Last Friday, Mark Bilodeau, a fifth year PhD candidate in the Program in Experimental and Molecular Medicine (PEMM), presented his future research on a possible contributor to hypertension in people suffering from chronic heart failure. Hypertension contributes to hypertrophy of the left ventricle and progression of the disease in heart failure patients. Bilodeau is studying a component of the blood pressure regulation pathway called the Mas receptor, which is present on specialized cells called astrocytes in the brain stem. Bilodeau explained that current treatment for heart failure patients with hypertension is focused on treating the effects of elevated sympathetic activity, rather than on cutting off stimulation of the sympathetic nervous system at its source: the brain stem.

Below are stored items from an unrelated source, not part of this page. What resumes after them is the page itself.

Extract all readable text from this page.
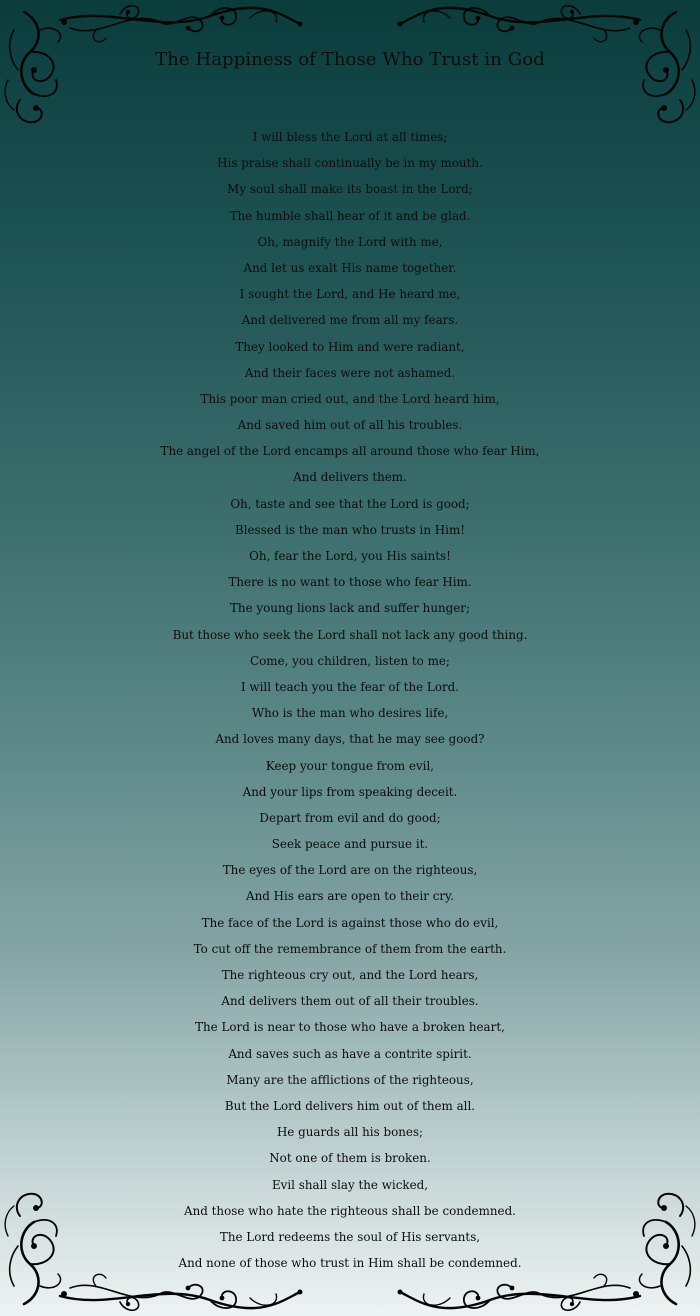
The Happiness of Those Who Trust in God
I will bless the Lord at all times;
His praise shall continually be in my mouth.
My soul shall make its boast in the Lord;
The humble shall hear of it and be glad.
Oh, magnify the Lord with me,
And let us exalt His name together.
I sought the Lord, and He heard me,
And delivered me from all my fears.
They looked to Him and were radiant,
And their faces were not ashamed.
This poor man cried out, and the Lord heard him,
And saved him out of all his troubles.
The angel of the Lord encamps all around those who fear Him,
And delivers them.
Oh, taste and see that the Lord is good;
Blessed is the man who trusts in Him!
Oh, fear the Lord, you His saints!
There is no want to those who fear Him.
The young lions lack and suffer hunger;
But those who seek the Lord shall not lack any good thing.
Come, you children, listen to me;
I will teach you the fear of the Lord.
Who is the man who desires life,
And loves many days, that he may see good?
Keep your tongue from evil,
And your lips from speaking deceit.
Depart from evil and do good;
Seek peace and pursue it.
The eyes of the Lord are on the righteous,
And His ears are open to their cry.
The face of the Lord is against those who do evil,
To cut off the remembrance of them from the earth.
The righteous cry out, and the Lord hears,
And delivers them out of all their troubles.
The Lord is near to those who have a broken heart,
And saves such as have a contrite spirit.
Many are the afflictions of the righteous,
But the Lord delivers him out of them all.
He guards all his bones;
Not one of them is broken.
Evil shall slay the wicked,
And those who hate the righteous shall be condemned.
The Lord redeems the soul of His servants,
And none of those who trust in Him shall be condemned.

The Mas receptor is important because it is considered a potential “choke point” for sympathetic activation. A small peptide called ANG 1-7 is known to bind to the Mas receptor. Moreover, previous studies have indicated that ANG 1-7 increases blood pressure when it is introduced into the rostral ventrolateral medulla (RVLM), a portion of the brain stem involved in propagating the sympathetic nervous response as it flows down the spine and diverges to the rest of the body.

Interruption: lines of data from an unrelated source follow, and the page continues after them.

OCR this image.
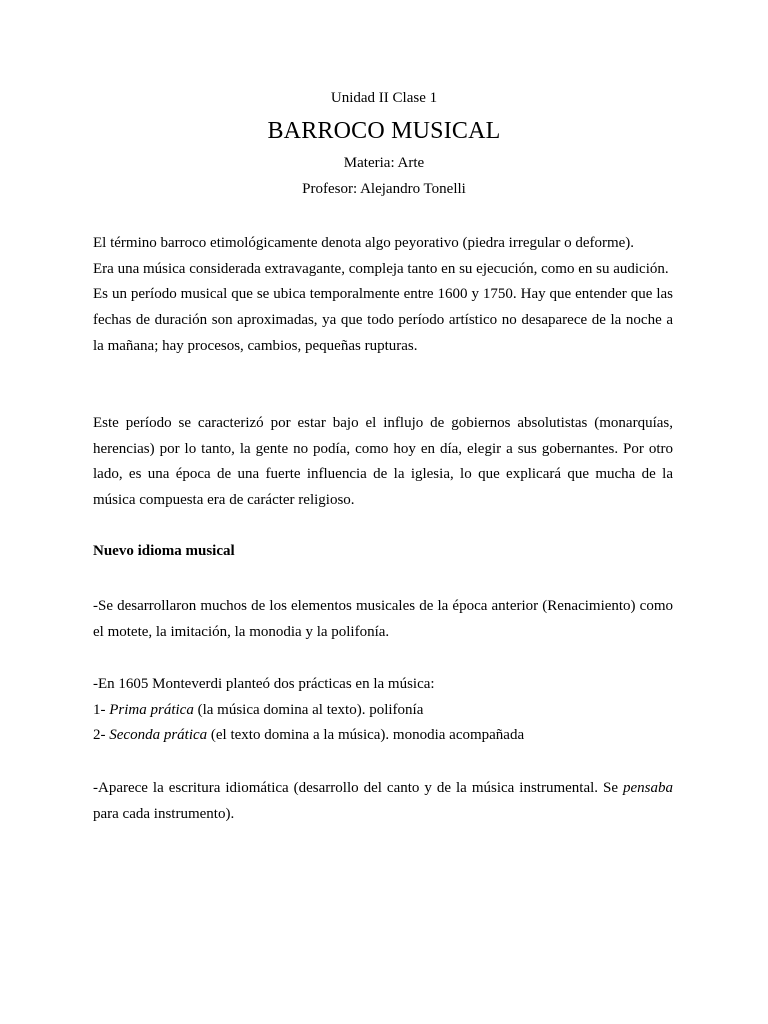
Unidad II Clase 1
BARROCO MUSICAL
Materia: Arte
Profesor: Alejandro Tonelli

El término barroco etimológicamente denota algo peyorativo (piedra irregular o deforme).

Era una música considerada extravagante, compleja tanto en su ejecución, como en su audición.

Es un período musical que se ubica temporalmente entre 1600 y 1750. Hay que entender que las fechas de duración son aproximadas, ya que todo período artístico no desaparece de la noche a la mañana; hay procesos, cambios, pequeñas rupturas.

Este período se caracterizó por estar bajo el influjo de gobiernos absolutistas (monarquías, herencias) por lo tanto, la gente no podía, como hoy en día, elegir a sus gobernantes. Por otro lado, es una época de una fuerte influencia de la iglesia, lo que explicará que mucha de la música compuesta era de carácter religioso.

Nuevo idioma musical

-Se desarrollaron muchos de los elementos musicales de la época anterior (Renacimiento) como el motete, la imitación, la monodia y la polifonía.

-En 1605 Monteverdi planteó dos prácticas en la música:

1- Prima prática (la música domina al texto). polifonía

2- Seconda prática (el texto domina a la música). monodia acompañada

-Aparece la escritura idiomática (desarrollo del canto y de la música instrumental. Se pensaba para cada instrumento).
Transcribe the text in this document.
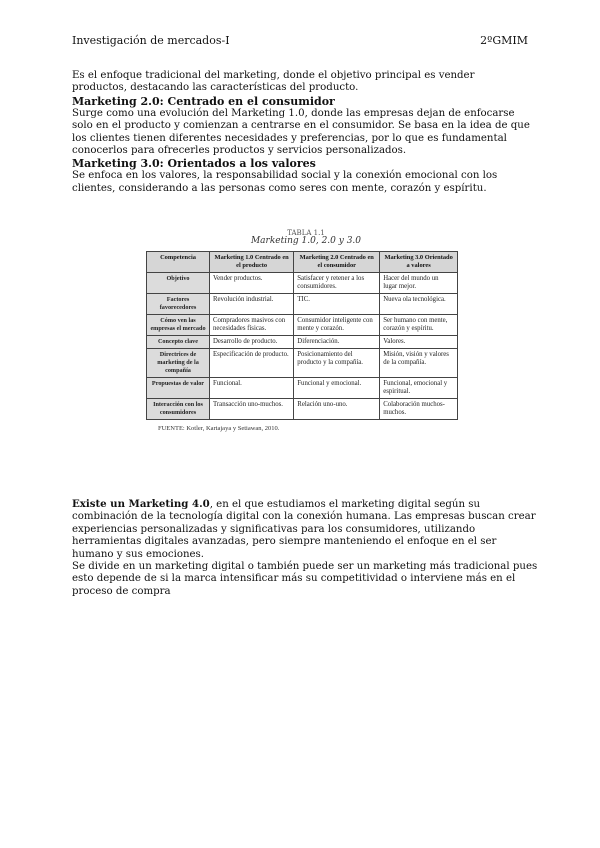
Investigación de mercados-I	2ºGMIM

Es el enfoque tradicional del marketing, donde el objetivo principal es vender productos, destacando las características del producto.

Marketing 2.0: Centrado en el consumidor

Surge como una evolución del Marketing 1.0, donde las empresas dejan de enfocarse solo en el producto y comienzan a centrarse en el consumidor. Se basa en la idea de que los clientes tienen diferentes necesidades y preferencias, por lo que es fundamental conocerlos para ofrecerles productos y servicios personalizados.

Marketing 3.0: Orientados a los valores

Se enfoca en los valores, la responsabilidad social y la conexión emocional con los clientes, considerando a las personas como seres con mente, corazón y espíritu.

TABLA 1.1
Marketing 1.0, 2.0 y 3.0
Competencia	Marketing 1.0 Centrado en el producto	Marketing 2.0 Centrado en el consumidor	Marketing 3.0 Orientado a valores
Objetivo	Vender productos.	Satisfacer y retener a los consumidores.	Hacer del mundo un lugar mejor.
Factores favorecedores	Revolución industrial.	TIC.	Nueva ola tecnológica.
Cómo ven las empresas el mercado	Compradores masivos con necesidades físicas.	Consumidor inteligente con mente y corazón.	Ser humano con mente, corazón y espíritu.
Concepto clave	Desarrollo de producto.	Diferenciación.	Valores.
Directrices de marketing de la compañía	Especificación de producto.	Posicionamiento del producto y la compañía.	Misión, visión y valores de la compañía.
Propuestas de valor	Funcional.	Funcional y emocional.	Funcional, emocional y espiritual.
Interacción con los consumidores	Transacción uno-muchos.	Relación uno-uno.	Colaboración muchos-muchos.
FUENTE: Kotler, Kartajaya y Setiawan, 2010.

Existe un Marketing 4.0, en el que estudiamos el marketing digital según su combinación de la tecnología digital con la conexión humana. Las empresas buscan crear experiencias personalizadas y significativas para los consumidores, utilizando herramientas digitales avanzadas, pero siempre manteniendo el enfoque en el ser humano y sus emociones.

Se divide en un marketing digital o también puede ser un marketing más tradicional pues esto depende de si la marca intensificar más su competitividad o interviene más en el proceso de compra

Bilodeau plans to investigate sympathetic tone and blood pressure in a mouse model for heart failure in which Mas receptor expression has been knocked down in the astrocytes of the RVLM. He hypothesizes that the absence of the Mas receptor will prevent overstimulation of the sympathetic nervous system by ANG 1-7. Bilodeau has created an experimental setup to study the sympathetic response, which includes a viral based delivery to knockdown the Mas receptor. He described going on what he termed a “fishing expedition” to locate the RVLM for injections. Using the neurotransmitter glutamate, a known sympathetic stimulator, as “bait,” Bilodeau will probe the brain until he sees a sympathetic response to know he is in the right spot. Bilodea and his advisor, Jay Leiter, a physiology professor at Dartmouth’s medical school look forward to the exciting potential of these experiments to change the direction of treatment for patients suffering from chronic heart failure.